¿Es útil la Infancia Misionera?
Gustavo Rodríguez V. - Heredia.

“Tengo un ahijado que dice querer formar parte de la Infancia Misionera, grupo que conoció un día en misa. ¿Qué me puede decir de ella Monseñor? ¿Es útil? ¿Puedo animarlo sin temor para que ingrese?

Estimado Gustavo, la Infancia Misionera es una organización de nuestros niños y adolescentes que rápidamente se está difundiendo en Costa Rica. Sin embargo, no es “nueva”, ya que corresponde a lo que antes se llamaba la Pontificia Obra de la Santa Infancia. Tiene el título de Pontificia porque es reconocida y apoyada por el Santo Padre. Actualmente su sigla es POIM, a saber, Pontificia Obra de la Infancia Misionera, y está presente casi en todo el mundo católico.
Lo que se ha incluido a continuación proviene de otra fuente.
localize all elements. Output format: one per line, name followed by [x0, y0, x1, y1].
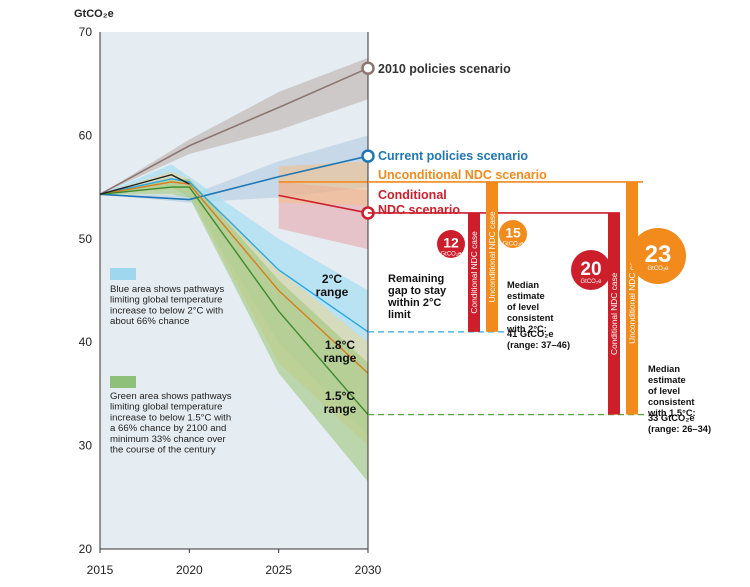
range-label: 2°C: [322, 272, 342, 286]
legend-text-green: limiting global temperature: [110, 402, 223, 413]
median-2c-text: consistent: [507, 313, 554, 323]
gap-bar: [486, 181, 498, 332]
label-unconditional: Unconditional NDC scenario: [378, 168, 547, 182]
line-2c: [99, 178, 369, 333]
legend-text-green: the course of the century: [110, 445, 216, 456]
legend-text-green: Green area shows pathways: [110, 391, 232, 402]
y-ticks: 20 30 40 50 60 70: [79, 25, 93, 556]
gap-bubble: [499, 220, 527, 248]
range-label: 1.5°C: [325, 389, 355, 403]
median-2c-range: (range: 37–46): [507, 340, 570, 350]
label-current: Current policies scenario: [378, 149, 528, 163]
gap-bubble: [630, 228, 686, 284]
gap-bar: [608, 212, 620, 415]
range-label: range: [324, 351, 357, 365]
legend-text-blue: limiting global temperature: [110, 295, 223, 306]
median-2c-value: 41 GtCO₂e: [507, 329, 554, 339]
x-tick-label: 2020: [176, 563, 203, 577]
range-label: 1.8°C: [325, 338, 355, 352]
y-tick-label: 30: [79, 439, 93, 453]
gap-value: 15: [505, 225, 521, 241]
legend-text-blue: about 66% chance: [110, 316, 189, 327]
band-unconditional: [278, 161, 368, 206]
label-conditional: NDC scenario: [378, 203, 460, 217]
gap-bubble: [437, 230, 465, 258]
gap-label: limit: [388, 309, 411, 321]
gap-value: 12: [443, 235, 459, 251]
y-tick-label: 50: [79, 232, 93, 246]
gap-bar-label: Unconditional NDC case: [627, 252, 637, 344]
legend-text-green: a 66% chance by 2100 and: [110, 423, 226, 434]
y-tick-label: 40: [79, 335, 93, 349]
legend-text-green: minimum 33% chance over: [110, 434, 227, 445]
median-15c-range: (range: 26–34): [648, 424, 711, 434]
median-15c-text: consistent: [648, 397, 695, 407]
line-1-5c: [99, 186, 369, 416]
legend-text-green: increase to below 1.5°C with: [110, 412, 231, 423]
median-15c-text: Median: [648, 364, 680, 374]
median-15c-text: with 1.5°C:: [647, 408, 696, 418]
x-tick-label: 2015: [87, 563, 114, 577]
label-policies_2010: 2010 policies scenario: [378, 62, 511, 76]
median-15c-value: 33 GtCO₂e: [648, 413, 695, 423]
median-2c-text: with 2°C:: [506, 324, 547, 334]
median-2c-text: of level: [507, 302, 539, 312]
marker-current: [361, 149, 375, 163]
marker-policies_2010: [361, 61, 375, 75]
gap-value: 20: [580, 259, 601, 280]
gap-unit: GtCO₂e: [581, 279, 603, 285]
x-ticks: 2015 2020 2025 2030: [87, 549, 382, 577]
gap-label: gap to stay: [388, 285, 447, 297]
x-tick-label: 2025: [265, 563, 292, 577]
y-tick-label: 70: [79, 25, 93, 39]
annotations-layer: 2010 policies scenario Current policies s…: [316, 61, 711, 434]
gap-label: Remaining: [388, 273, 444, 285]
line-current: [99, 155, 369, 201]
line-policies_2010: [99, 67, 369, 196]
median-2c-text: estimate: [507, 291, 545, 301]
gap-label: within 2°C: [387, 297, 441, 309]
legend-text-blue: increase to below 2°C with: [110, 305, 223, 316]
gap-bar-label: Conditional NDC case: [609, 272, 619, 355]
line-conditional: [278, 194, 369, 214]
legend-swatch-green: [110, 376, 136, 388]
y-tick-label: 60: [79, 128, 93, 142]
gap-unit: GtCO₂e: [503, 242, 525, 248]
gap-bar-label: Conditional NDC case: [469, 231, 479, 314]
gap-bubble: [571, 250, 611, 290]
gap-bar-label: Unconditional NDC case: [487, 211, 497, 303]
y-tick-label: 20: [79, 542, 93, 556]
label-conditional: Conditional: [378, 188, 447, 202]
x-tick-label: 2030: [355, 563, 382, 577]
median-2c-text: Median: [507, 280, 539, 290]
gap-bar: [468, 212, 480, 332]
legend-swatch-blue: [110, 268, 136, 280]
gap-unit: GtCO₂e: [441, 252, 463, 258]
lines-layer: [99, 67, 369, 416]
gap-value: 23: [645, 241, 672, 268]
range-label: range: [324, 402, 357, 416]
band-1-5c: [100, 178, 368, 482]
gap-unit: GtCO₂e: [648, 266, 670, 272]
median-15c-text: estimate: [648, 375, 686, 385]
y-axis-label: GtCO₂e: [74, 8, 114, 20]
line-history: [99, 173, 190, 196]
legend-text-blue: Blue area shows pathways: [110, 284, 224, 295]
range-label: range: [316, 285, 349, 299]
median-15c-text: of level: [648, 386, 680, 396]
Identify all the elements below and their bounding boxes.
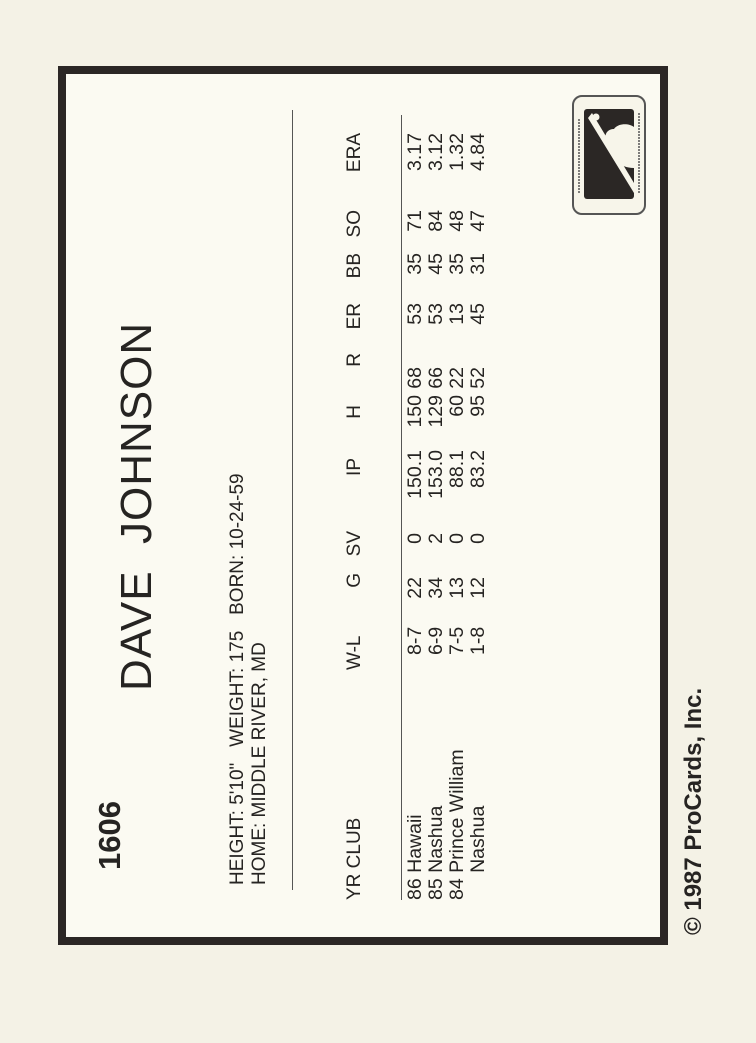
divider xyxy=(292,110,293,890)
bio-line-2: HOME: MIDDLE RIVER, MD xyxy=(249,642,270,885)
cell-sv: 0 xyxy=(404,533,426,544)
cell-club: 86 Hawaii xyxy=(404,814,426,900)
cell-so: 84 xyxy=(425,210,447,232)
mlb-logo xyxy=(572,95,646,215)
cell-era: 3.12 xyxy=(425,133,447,171)
cell-club: 85 Nashua xyxy=(425,805,447,900)
cell-club: 84 Prince William xyxy=(446,749,468,900)
cell-so: 71 xyxy=(404,210,426,232)
divider xyxy=(401,115,402,900)
cell-era: 1.32 xyxy=(446,133,468,171)
header-club: YR CLUB xyxy=(344,817,365,900)
cell-so: 47 xyxy=(467,210,489,232)
player-name: DAVE JOHNSON xyxy=(112,321,161,691)
header-era: ERA xyxy=(344,133,365,173)
card-number: 1606 xyxy=(92,801,127,870)
mlb-silhouette-icon xyxy=(578,109,640,199)
cell-sv: 2 xyxy=(425,533,447,544)
header-sv: SV xyxy=(344,531,365,557)
copyright: © 1987 ProCards, Inc. xyxy=(680,687,707,935)
cell-sv: 0 xyxy=(467,533,489,544)
cell-club: Nashua xyxy=(467,805,489,900)
cell-era: 4.84 xyxy=(467,133,489,171)
header-so: SO xyxy=(344,210,365,238)
bio-line-1: HEIGHT: 5'10" WEIGHT: 175 BORN: 10-24-59 xyxy=(227,473,248,885)
cell-so: 48 xyxy=(446,210,468,232)
cell-era: 3.17 xyxy=(404,133,426,171)
cell-sv: 0 xyxy=(446,533,468,544)
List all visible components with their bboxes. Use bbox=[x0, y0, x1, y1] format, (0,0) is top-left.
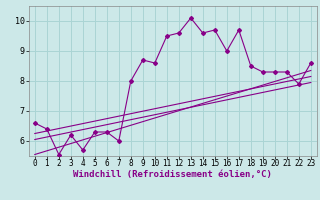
X-axis label: Windchill (Refroidissement éolien,°C): Windchill (Refroidissement éolien,°C) bbox=[73, 170, 272, 179]
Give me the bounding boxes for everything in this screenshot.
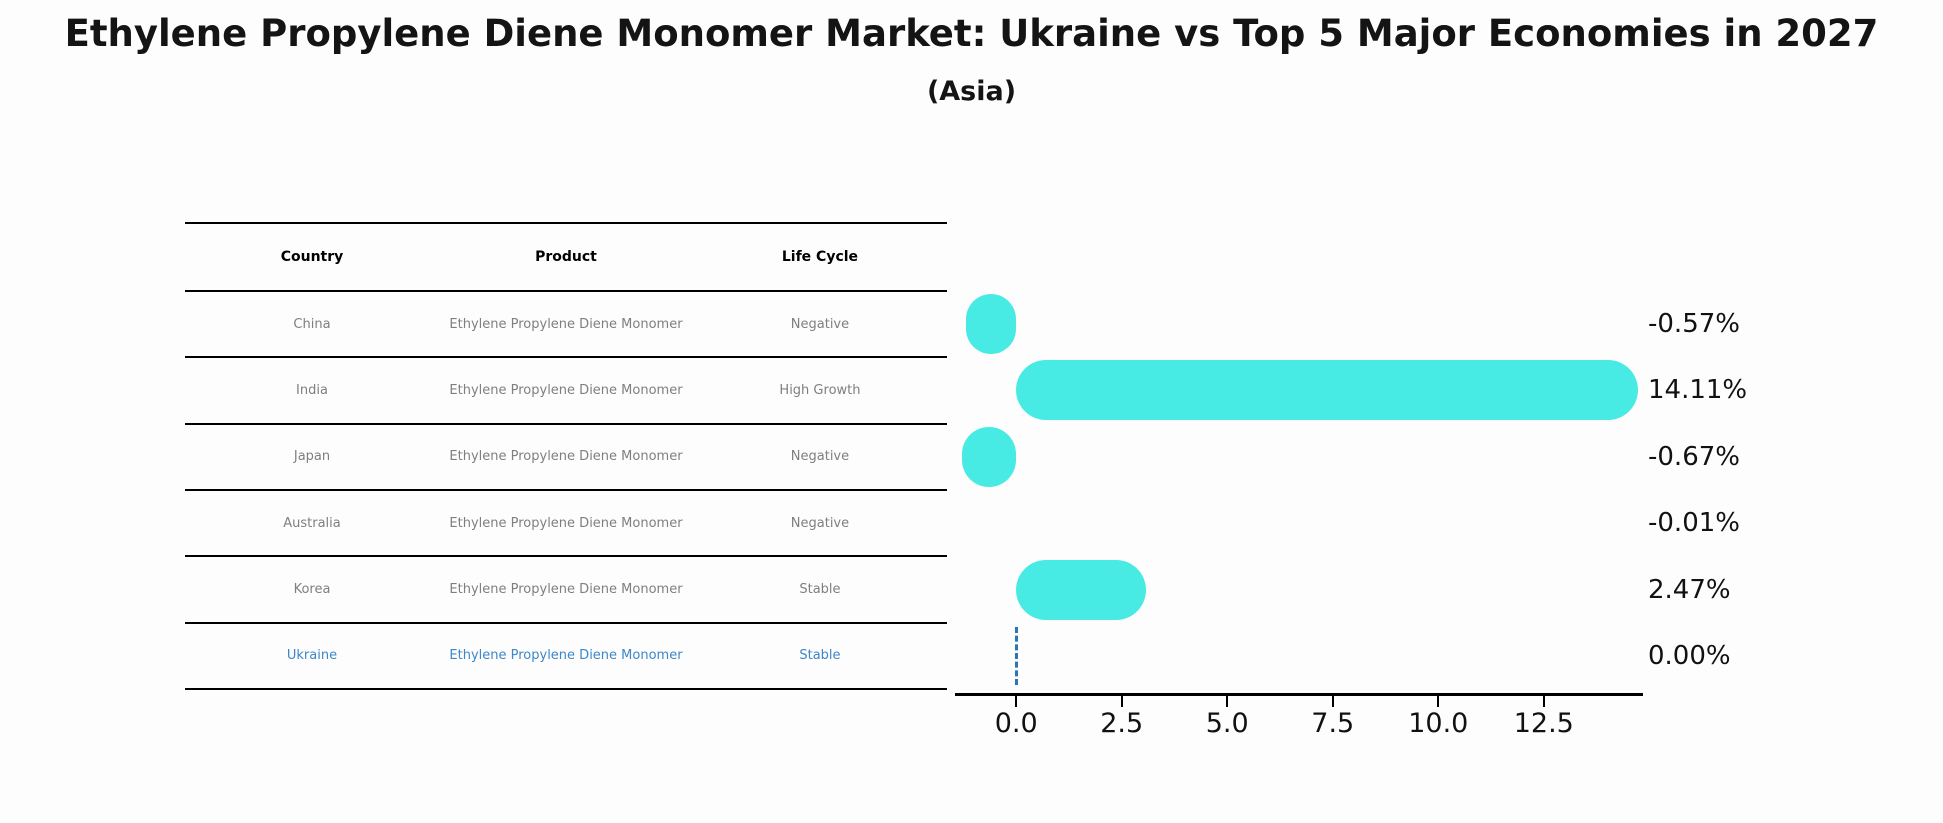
cell-country: Australia xyxy=(283,515,341,531)
cell-life-cycle: Stable xyxy=(799,581,841,597)
x-tick-label: 5.0 xyxy=(1205,708,1249,739)
column-header-life-cycle: Life Cycle xyxy=(781,249,859,265)
cell-product: Ethylene Propylene Diene Monomer xyxy=(449,382,683,398)
x-tick xyxy=(1437,696,1440,707)
value-label-japan: -0.67% xyxy=(1648,441,1740,472)
table-row-china: China Ethylene Propylene Diene Monomer N… xyxy=(185,292,947,359)
bar-india xyxy=(1016,360,1638,421)
value-label-ukraine: 0.00% xyxy=(1648,641,1731,671)
value-label-india: 14.11% xyxy=(1648,375,1748,406)
zero-dashed-marker-ukraine xyxy=(1015,627,1019,685)
x-axis-line xyxy=(955,693,1643,696)
x-tick xyxy=(1015,696,1018,707)
table-header-row: Country Product Life Cycle xyxy=(185,224,947,292)
column-header-product: Product xyxy=(535,249,597,265)
x-tick-label: 10.0 xyxy=(1408,708,1469,739)
table-row-australia: Australia Ethylene Propylene Diene Monom… xyxy=(185,491,947,558)
x-tick-label: 7.5 xyxy=(1311,708,1355,739)
cell-product: Ethylene Propylene Diene Monomer xyxy=(449,648,683,664)
table-row-japan: Japan Ethylene Propylene Diene Monomer N… xyxy=(185,425,947,491)
cell-country: Korea xyxy=(293,581,331,597)
table-row-korea: Korea Ethylene Propylene Diene Monomer S… xyxy=(185,557,947,624)
cell-life-cycle: Negative xyxy=(790,449,850,465)
cell-country: Ukraine xyxy=(286,648,338,664)
x-tick xyxy=(1331,696,1334,707)
cell-product: Ethylene Propylene Diene Monomer xyxy=(449,581,683,597)
x-tick-label: 0.0 xyxy=(994,708,1038,739)
cell-life-cycle: Stable xyxy=(799,648,841,664)
x-tick xyxy=(1542,696,1545,707)
cell-product: Ethylene Propylene Diene Monomer xyxy=(449,449,683,465)
x-tick xyxy=(1120,696,1123,707)
value-label-korea: 2.47% xyxy=(1648,574,1731,605)
table-row-ukraine: Ukraine Ethylene Propylene Diene Monomer… xyxy=(185,624,947,690)
cell-life-cycle: Negative xyxy=(790,515,850,531)
cell-life-cycle: Negative xyxy=(790,316,850,332)
page-title: Ethylene Propylene Diene Monomer Market:… xyxy=(64,12,1879,55)
x-tick-label: 12.5 xyxy=(1513,708,1574,739)
column-header-country: Country xyxy=(280,249,344,265)
bar-china xyxy=(966,294,1017,354)
cell-product: Ethylene Propylene Diene Monomer xyxy=(449,515,683,531)
cell-country: China xyxy=(293,316,331,332)
x-tick xyxy=(1226,696,1229,707)
x-tick-label: 2.5 xyxy=(1100,708,1144,739)
bar-korea xyxy=(1016,559,1147,620)
cell-life-cycle: High Growth xyxy=(779,382,861,398)
country-table: Country Product Life Cycle China Ethylen… xyxy=(185,222,947,690)
page-subtitle: (Asia) xyxy=(926,76,1017,107)
value-label-australia: -0.01% xyxy=(1648,508,1740,539)
bar-japan xyxy=(961,426,1017,487)
table-row-india: India Ethylene Propylene Diene Monomer H… xyxy=(185,358,947,425)
value-label-china: -0.57% xyxy=(1648,309,1740,339)
cell-country: Japan xyxy=(293,449,331,465)
cell-country: India xyxy=(296,382,328,398)
cell-product: Ethylene Propylene Diene Monomer xyxy=(449,316,683,332)
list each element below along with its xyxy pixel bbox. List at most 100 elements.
Tiene como finalidad educar a todos los niños y adolescentes a ser “misioneros”, es decir, a que tomen conciencia de que ser cristiano nos compromete a favor de la solidaridad, de la hermandad, de la estima de los otros pueblos y culturas sin nunca olvidarnos del mandato del Señor “vayan por todo el mundo y prediquen el Evangelio a toda criatura” (Mt 28 ,19) En su origen, la Obra había sido pensada para organizar la ayuda a favor de los niños en los territorios de misión, especialmente en Africa y en Asia, para colaborar a que “no murieran sin bautismo”. Actualmente la obra ha ampliado el campo de su finalidad y de sus actividades: los niños y adolescentes que en ella se inscriben quieren aprender a comprometerse a favor de todos los niños del mundo con la propia ayuda material, con la oración, con el sacrificio de algo propio que sea útil a los niños menos afortunados y sobre todo –diciéndolo con una expresión apta para niños-, siendo “lápices misioneros” en las manos de Dios, es decir, testigos creíbles de la propia fe cristiana y católica. En conclusión, anime a su ahijado a que se incorpore al grupo de la Infancia Misionera: le ayudará mucho a él y también a sus familiares.